I was so happy to read Benoit Denizet-Lewis’ piece on young gay teens in a preview for this weekend’s New York Times Sunday Magazine. Denizet-Lewis, a former writer with young gay mag XY reports, rather upbeat, on how the schoolyard has now become another possible beacon of freedom and self-expression for gay kids in middle school. While never blind to the homophobia that still thrives somewhere on the outer reaches of his article’s universe (and even within it at times, containing stories of verbal abuse of one of the story’s informants), his project is a perhaps even trickier one than the usual story about the hardships of the school gay: To make us revise that perception.
This is kind of scary to admit, but still: It actually took me a while to accept that that was the story’s premise – that more gay kids live comfortably out lives now than before. Not only because I tend to be skeptical of trend stories like this one, but more importantly because I had become so accustomed to the harder stories that I instinctively feared that a story making the contrary case would end up making the problem seem smaller than it is. My attitude of course is one step on the way to apathy: You accept the grim reality as so unchangeable you can’t even see change is coming. At best, this means you’re missing out on positive societal trends. In the worst case scenario, you yourself end up sabotaging that change, by continuing to push an insufficiently nuanced view of reality. Luckily, I’m not there yet, and Denizet-Lewis made me take a few steps back.
One of the many interesting things the article does is to discuss and show how these young people communicate their sexual orientations amongst themselves, and how they, as perhaps the first gay generation ever, demand to be treated the same way by their parents, dating-wise, as a straight teenager would have been. In one of several scenes that are both moving and funny, Denizet-Lewis observes how Ely, 14, is negotiating with his mostly understanding mom the do’s and don’ts of having his boyfriend over to visit. I probably shouldn’t feel proud on his (their) behalf, but was just so moving to read this passage, simply because it could just as well pass as a discussion between a straight girl and her mom:
Ely: So, can we hang out in my room?
Mother: I don’t trust you two alone in there. Period.
Ely: What about if there are no body parts touching?
Mother: You don’t have that kind of self-control.
Ely: Yes, I do!
Mother: No you don’t. How old is he again?
Mother: And he has a shaved head and piercings everywhere. Is this who you really want to date?
In another striking paragraph, we observe a young gay guy, Justin, and his straight girl friends as they move around the school, more or less subtly pointing out where they think their schoolmates fall on the straight/gay spectrum. It’s a sweet scene for several reasons. First, for the sheer fact that it shows that gays that can be like that and still be in a supportive environment. Second, it is a scene that definitely establishes that we’re dealing with kids here. In a bit of really clever writing, Denizet-Lewis seemingly captures that combination of self-consciousness, giggly insecurity and plainly short attention spans that often characterize people at that age. It’s done in a gentle way that never seems to be over their heads, only a sign that they trust each other so much that their behavior is the most natural thing in the world.
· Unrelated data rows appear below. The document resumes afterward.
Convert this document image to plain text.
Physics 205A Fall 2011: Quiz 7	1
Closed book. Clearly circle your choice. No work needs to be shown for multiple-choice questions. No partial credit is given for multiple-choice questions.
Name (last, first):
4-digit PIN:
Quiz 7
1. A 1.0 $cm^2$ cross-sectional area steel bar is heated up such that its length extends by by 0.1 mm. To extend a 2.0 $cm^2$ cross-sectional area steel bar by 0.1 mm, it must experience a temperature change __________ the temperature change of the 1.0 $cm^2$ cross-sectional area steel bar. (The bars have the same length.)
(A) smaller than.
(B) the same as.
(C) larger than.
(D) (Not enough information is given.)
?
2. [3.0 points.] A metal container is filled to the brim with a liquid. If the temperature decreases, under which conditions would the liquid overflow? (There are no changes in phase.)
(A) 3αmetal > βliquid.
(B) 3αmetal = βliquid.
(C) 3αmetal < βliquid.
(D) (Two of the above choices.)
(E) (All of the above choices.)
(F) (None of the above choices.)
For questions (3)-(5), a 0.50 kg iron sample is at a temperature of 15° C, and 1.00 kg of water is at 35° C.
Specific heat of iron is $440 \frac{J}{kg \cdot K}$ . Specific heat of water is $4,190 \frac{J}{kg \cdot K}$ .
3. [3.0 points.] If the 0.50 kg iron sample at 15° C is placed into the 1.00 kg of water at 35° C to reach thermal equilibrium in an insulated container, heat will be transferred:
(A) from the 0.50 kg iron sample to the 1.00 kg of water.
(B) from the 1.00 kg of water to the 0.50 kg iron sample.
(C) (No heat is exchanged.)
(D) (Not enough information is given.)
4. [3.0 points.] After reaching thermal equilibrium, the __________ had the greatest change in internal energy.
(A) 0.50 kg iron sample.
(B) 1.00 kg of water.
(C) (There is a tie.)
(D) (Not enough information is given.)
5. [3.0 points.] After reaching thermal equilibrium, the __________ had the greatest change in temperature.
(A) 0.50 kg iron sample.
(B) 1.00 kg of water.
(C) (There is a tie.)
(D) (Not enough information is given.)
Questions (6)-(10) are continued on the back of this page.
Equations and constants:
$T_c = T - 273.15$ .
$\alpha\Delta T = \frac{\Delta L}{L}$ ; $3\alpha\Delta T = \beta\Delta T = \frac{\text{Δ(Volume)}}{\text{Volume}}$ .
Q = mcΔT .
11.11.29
There so incredibly many reasons why I would not want to be 13 or 14 again. As I’ve written about before, these were the years when I had my first serious gay crushes, which was lovely in a sort of intuitively liberating way. But it was also very, very confusing. I knew no one who was gay, and I barely dared think of my feelings as gay. I imagine anyone who knows how all-encompassing a crush can be can imagine how hard it was to reconcile my feelings with something instinctively didn’t want to be. That’s another reason why I loved this story: I can only imagine how relieved I would have felt if something had shown me a similar story back in 1999. Stories like this one actually helped me even as I was coming three years ago, at the not-very-teenagery age of 21. Time Magazine had run a cover story on the so-called Gay Straight Alliance the year before, and it really resonated with me as I was trying to convince myself gayness was nothing to be afraid of.
Identifying with these 13 or 14 years-olds, then, has less to do with wanting to be young again, even though a longer gay life in a welcoming environment would’ve been great, that with acknowledging that the need for respect and self-identification doesn’t die with age. This ‘it could happen to me’ impulse is natural, particularly since something quite similar actually happened to me back then, only I wasn’t mature or self-assured enough to take advantage of it. It seems today’s will not settle with not settle with writing teenagehood post-scripts 10 years in retrospect. That’s progress.